Were the Mississippi Delta considered as a revenue-generating company, it would be valued at between $339 billion and $1.3 trillion. Most of that value was concentrated in wetlands areas near the Mississippi’s mouth, not far from where the Deepwater Horizon blowout occurred.
Costanza’s group recommended formal ecosystem service valuations for the Gulf. From this, the cost of worst-case-disasters could be calculated, and companies required to post “assurance bonds” large enough to cover those damages. The bond would be used to pay whatever damages did occur, and the remainder returned after a project’s completion. Environmental costs would be part of the original market equation, not an afterthought.

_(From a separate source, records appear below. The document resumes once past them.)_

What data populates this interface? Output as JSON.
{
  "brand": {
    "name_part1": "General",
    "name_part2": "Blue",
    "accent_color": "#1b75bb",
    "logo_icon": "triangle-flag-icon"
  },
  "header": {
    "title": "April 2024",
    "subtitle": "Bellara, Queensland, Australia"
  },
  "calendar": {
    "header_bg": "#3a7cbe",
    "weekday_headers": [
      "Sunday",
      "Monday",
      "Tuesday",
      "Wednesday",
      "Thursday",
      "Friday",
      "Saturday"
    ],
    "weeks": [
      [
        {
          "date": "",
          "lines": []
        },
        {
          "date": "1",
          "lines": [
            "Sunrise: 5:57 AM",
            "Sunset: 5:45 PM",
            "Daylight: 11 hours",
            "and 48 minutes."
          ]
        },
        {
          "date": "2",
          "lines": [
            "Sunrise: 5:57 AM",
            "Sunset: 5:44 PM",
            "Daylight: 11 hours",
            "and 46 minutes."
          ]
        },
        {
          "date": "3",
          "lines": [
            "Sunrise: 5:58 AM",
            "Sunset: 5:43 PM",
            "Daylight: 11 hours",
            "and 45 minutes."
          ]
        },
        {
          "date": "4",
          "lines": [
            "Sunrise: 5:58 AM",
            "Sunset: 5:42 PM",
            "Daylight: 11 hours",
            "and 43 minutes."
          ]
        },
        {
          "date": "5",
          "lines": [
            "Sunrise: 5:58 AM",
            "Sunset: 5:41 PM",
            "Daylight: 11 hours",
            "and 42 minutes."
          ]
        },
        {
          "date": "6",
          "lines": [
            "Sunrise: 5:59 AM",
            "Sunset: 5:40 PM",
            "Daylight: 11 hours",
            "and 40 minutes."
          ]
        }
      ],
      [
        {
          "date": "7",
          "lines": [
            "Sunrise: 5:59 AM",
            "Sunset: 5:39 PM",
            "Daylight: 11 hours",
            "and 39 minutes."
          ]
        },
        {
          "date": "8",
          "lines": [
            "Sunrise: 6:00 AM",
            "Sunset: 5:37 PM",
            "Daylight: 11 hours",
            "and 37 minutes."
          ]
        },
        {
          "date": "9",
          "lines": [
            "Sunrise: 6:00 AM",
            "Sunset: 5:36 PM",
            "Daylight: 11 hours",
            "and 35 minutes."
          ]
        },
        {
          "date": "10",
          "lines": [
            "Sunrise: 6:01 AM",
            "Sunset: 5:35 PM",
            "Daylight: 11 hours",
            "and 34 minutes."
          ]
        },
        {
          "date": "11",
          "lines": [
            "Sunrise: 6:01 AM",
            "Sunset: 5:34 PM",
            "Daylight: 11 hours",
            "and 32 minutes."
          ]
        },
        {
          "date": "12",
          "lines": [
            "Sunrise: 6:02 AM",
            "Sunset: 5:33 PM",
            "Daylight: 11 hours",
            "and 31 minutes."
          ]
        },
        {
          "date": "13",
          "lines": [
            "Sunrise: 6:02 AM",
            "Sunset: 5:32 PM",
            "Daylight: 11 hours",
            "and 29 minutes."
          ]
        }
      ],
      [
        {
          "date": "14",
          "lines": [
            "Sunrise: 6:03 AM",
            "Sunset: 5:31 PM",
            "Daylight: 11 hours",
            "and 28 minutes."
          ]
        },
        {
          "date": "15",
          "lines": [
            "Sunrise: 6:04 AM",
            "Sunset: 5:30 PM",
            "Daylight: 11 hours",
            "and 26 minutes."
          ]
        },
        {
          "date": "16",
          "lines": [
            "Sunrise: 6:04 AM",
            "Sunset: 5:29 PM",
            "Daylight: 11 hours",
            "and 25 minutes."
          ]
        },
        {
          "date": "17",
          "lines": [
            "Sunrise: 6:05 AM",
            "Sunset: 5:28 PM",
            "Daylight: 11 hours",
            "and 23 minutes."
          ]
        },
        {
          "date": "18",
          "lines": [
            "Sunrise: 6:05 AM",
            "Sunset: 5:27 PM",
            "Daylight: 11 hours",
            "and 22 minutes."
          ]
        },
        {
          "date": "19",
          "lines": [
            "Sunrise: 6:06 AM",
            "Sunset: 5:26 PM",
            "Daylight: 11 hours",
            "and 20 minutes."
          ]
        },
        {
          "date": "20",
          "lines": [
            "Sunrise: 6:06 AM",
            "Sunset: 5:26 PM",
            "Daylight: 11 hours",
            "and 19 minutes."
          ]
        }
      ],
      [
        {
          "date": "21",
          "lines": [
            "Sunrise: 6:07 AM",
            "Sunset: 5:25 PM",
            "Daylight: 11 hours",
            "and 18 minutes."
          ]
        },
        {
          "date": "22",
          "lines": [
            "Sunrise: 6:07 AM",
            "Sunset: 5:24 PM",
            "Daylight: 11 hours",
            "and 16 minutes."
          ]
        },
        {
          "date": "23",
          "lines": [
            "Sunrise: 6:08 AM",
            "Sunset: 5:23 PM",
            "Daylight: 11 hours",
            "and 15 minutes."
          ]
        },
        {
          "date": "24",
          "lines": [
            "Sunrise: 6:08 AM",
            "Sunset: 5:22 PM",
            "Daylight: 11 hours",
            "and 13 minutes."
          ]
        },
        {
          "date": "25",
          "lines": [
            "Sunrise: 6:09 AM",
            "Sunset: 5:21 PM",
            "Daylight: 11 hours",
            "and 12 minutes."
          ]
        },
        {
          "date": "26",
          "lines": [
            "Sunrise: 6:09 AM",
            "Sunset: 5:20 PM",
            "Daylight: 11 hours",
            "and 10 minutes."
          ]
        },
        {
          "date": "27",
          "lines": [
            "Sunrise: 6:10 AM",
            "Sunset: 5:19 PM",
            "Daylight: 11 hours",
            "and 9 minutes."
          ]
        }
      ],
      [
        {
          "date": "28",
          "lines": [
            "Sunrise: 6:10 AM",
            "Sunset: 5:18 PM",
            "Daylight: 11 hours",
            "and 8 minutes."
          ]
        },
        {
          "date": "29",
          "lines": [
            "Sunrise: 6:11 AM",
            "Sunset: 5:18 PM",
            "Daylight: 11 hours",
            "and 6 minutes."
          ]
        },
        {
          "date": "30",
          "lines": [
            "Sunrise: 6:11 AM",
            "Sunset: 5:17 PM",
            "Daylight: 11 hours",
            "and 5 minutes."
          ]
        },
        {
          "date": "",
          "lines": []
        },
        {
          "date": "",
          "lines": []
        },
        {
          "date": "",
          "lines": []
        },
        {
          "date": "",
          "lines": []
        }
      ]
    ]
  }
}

“If oil companies that want to drill have to post a bond large enough to cover the costs of their actions, it would provide the right incentives for them to do things differently,” said Costanza. “They would have to find a way to drill safely and convince us to lower the bond.”
Valuing ecosystem services would have another beneficial effect: forcing attention to important but generally low-profile issues, such as the Gulf of Mexico’s dead zone, which is caused by farm waste draining into the Mississippi watershed. Attempts to fix it are invariably met with opposition from the agriculture industry, which cites the financial costs of reform. The dead zone also has costs, but those aren’t calculated now, said Cynthia Sartou, executive director of the Gulf Restoration Network.
“It’s one of the biggest dead zones in the world, yet it doesn’t get a lot of attention,” said Sartou. “I’ve worked on marine issues for 15 years. If you can’t see it, if you can’t put an economic value on it, then politically it’s difficult to push an issue against any sort of controversy.”
“Make the market tell the truth,” said Costanza. “It’s not right now. The market is lying to us.”